You are viewing a plain text version of this content. The canonical link for it is here.
Posted to solr-user@lucene.apache.org by cwhi <ch...@gmail.com> on 2014/01/15 22:43:53 UTC

SolrException Error when indexing new documents at scale in SolrCloud -

I have a SolrCloud installation with about 2 million documents indexed in it. 
It's been buzzing along without issue for the past 8 days, but today started
throwing errors on document adds that eventually resulted in out of memory
exceptions.  There is nothing funny going on.  There are a few infrequent
searches on the index every few minutes, and documents are being added in
batch (batches of 1000-5000) every few minutes as well.

The exceptions I'm receiving don't seem very informative.  The first
exception looks like this:

org.apache.solr.common.SolrException
	at org.apache.solr.handler.loader.XMLLoader.load(XMLLoader.java:176)
	at
org.apache.solr.handler.UpdateRequestHandler$1.load(UpdateRequestHandler.java:92)
	at
org.apache.solr.handler.ContentStreamHandlerBase.handleRequestBody(ContentStreamHandlerBase.java:74)
	at
org.apache.solr.handler.RequestHandlerBase.handleRequest(RequestHandlerBase.java:135)
-- snip --

I've now experienced this with two SolrCloud instances in a row.  The
SolrCloud instance has 3 shards, each on a separate machine (each machine is
also running Zookeeper).  Each of the machines have 4 GB of RAM, with ~1.5
GB allocated to Solr.  Solr seems to be maxing out the CPU on index, so I
don't know if that's related.

If anybody could help me in sorting out these issues, it would be greatly
appreciated.  I pulled the Solr log file and have uploaded it at
https://www.dropbox.com/s/co3r4esjnsas0tl/solr.log

Also, a short snippet of the first exception is available on pastebin at
http://pastebin.com/pWZrkGEr

Thanks



--
View this message in context: http://lucene.472066.n3.nabble.com/SolrException-Error-when-indexing-new-documents-at-scale-in-SolrCloud-tp4111551.html
Sent from the Solr - User mailing list archive at Nabble.com.
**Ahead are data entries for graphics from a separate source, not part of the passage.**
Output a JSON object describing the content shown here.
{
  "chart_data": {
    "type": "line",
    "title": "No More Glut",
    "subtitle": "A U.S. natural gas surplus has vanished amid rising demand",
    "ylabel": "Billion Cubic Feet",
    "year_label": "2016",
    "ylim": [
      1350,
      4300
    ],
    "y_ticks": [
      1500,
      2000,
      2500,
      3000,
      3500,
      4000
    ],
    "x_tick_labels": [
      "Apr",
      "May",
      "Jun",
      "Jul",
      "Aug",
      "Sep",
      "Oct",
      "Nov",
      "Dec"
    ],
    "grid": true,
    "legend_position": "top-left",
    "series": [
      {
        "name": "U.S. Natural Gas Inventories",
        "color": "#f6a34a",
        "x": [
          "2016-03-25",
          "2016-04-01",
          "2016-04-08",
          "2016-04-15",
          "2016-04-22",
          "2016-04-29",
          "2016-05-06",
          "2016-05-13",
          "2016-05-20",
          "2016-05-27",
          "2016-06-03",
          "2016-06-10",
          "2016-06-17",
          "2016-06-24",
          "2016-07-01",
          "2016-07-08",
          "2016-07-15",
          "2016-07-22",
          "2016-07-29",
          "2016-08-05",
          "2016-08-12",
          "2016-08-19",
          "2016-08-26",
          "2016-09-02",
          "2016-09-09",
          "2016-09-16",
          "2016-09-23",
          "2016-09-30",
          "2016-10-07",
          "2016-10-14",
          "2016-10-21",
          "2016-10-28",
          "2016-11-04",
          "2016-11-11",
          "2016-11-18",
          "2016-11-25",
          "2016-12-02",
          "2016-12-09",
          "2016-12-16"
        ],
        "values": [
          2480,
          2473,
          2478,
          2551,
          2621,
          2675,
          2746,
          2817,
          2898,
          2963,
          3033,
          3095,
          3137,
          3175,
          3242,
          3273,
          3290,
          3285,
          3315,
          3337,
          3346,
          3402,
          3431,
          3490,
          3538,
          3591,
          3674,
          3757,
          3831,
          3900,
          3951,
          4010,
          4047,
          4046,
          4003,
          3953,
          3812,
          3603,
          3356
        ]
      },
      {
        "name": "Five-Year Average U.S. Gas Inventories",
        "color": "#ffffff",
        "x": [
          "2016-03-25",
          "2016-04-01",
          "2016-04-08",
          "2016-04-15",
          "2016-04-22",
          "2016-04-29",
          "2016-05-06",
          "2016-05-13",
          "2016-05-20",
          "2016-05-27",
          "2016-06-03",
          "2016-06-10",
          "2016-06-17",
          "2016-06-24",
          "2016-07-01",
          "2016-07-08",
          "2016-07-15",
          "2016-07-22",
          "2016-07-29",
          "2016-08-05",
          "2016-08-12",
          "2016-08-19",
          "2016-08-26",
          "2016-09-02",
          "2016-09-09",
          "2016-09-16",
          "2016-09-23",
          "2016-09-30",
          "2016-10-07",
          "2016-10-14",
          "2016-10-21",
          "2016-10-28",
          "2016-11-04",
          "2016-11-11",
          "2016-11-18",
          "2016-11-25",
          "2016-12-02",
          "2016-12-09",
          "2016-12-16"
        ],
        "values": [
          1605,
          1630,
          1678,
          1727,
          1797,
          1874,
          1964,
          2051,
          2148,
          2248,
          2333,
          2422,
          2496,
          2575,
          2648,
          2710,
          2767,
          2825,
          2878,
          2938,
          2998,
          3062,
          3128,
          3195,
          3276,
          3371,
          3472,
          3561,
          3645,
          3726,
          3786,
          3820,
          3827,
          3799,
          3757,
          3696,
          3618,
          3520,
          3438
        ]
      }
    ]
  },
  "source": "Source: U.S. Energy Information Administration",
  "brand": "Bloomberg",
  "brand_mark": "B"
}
Re: SolrException Error when indexing new documents at scale in SolrCloud -

Posted by Erick Erickson <er...@gmail.com>.
When the JVM is out of memory, you get OOM exceptions, one of
the characteristics of the op system.....

I'd guess that you're not actually in the same environment on both
machines. The Solr admin page will tell you how much memory Solr
_thinks_ it has allocated to the JVM, it's worth checking just to be
sure.

Best,
Erick

On Thu, Jan 16, 2014 at 9:30 AM, cwhi <ch...@gmail.com> wrote:
> Hi Shawn,
>
> Thanks for the helpful and thorough response.  While I understand all of the
> factors that you've outlined for memory requirements (in fact, I'd
> previously read your page on Solr performance problems), it is baffling to
> me why two identical SolrCloud instances, each sharded across 3 machines
> with identical hardware, would run into these memory issues at such
> differently memory limits (one SolrCloud instance started seeing OOM issues
> at 2 million indexed documents, the other started seeing OOM issues between
> 20 and 30 million indexed documents).
>
> When I stated that approximately 1.5GB, I mean that this is how much heap
> space I allocated when launching java with -Xmx, and I can see the java
> process using that full amount of RAM.
>
> From a usage perspective, the usage doesn't seem all that heavy.  I'm
> indexing about 600k documents an hour (each of which have ~20 short numeric
> or string fields).  I have the autoSoftCommit parameter set for once a
> second, and the autoCommit time set for every 5 minutes, with openSearcher
> set to false.  Finally, I have maxWarmingSearchers at 2.  Besides indexing
> those documents, I've been doing a few small queries just to check how many
> documents have been indexed, and a few other small queries, sorting by a
> single attribute.  These searches are very infrequent though, maybe 5 or 6
> an hour.
>
> Seems like a strange issue indeed.  My expectation is that Solr would hit a
> point where it becomes horribly slow after some threshold where things don't
> fit in the cache, but I'd never expect it to simply crash like it's doing.
>
>
>
> --
> View this message in context: http://lucene.472066.n3.nabble.com/SolrException-Error-when-indexing-new-documents-at-scale-in-SolrCloud-tp4111551p4111680.html
> Sent from the Solr - User mailing list archive at Nabble.com.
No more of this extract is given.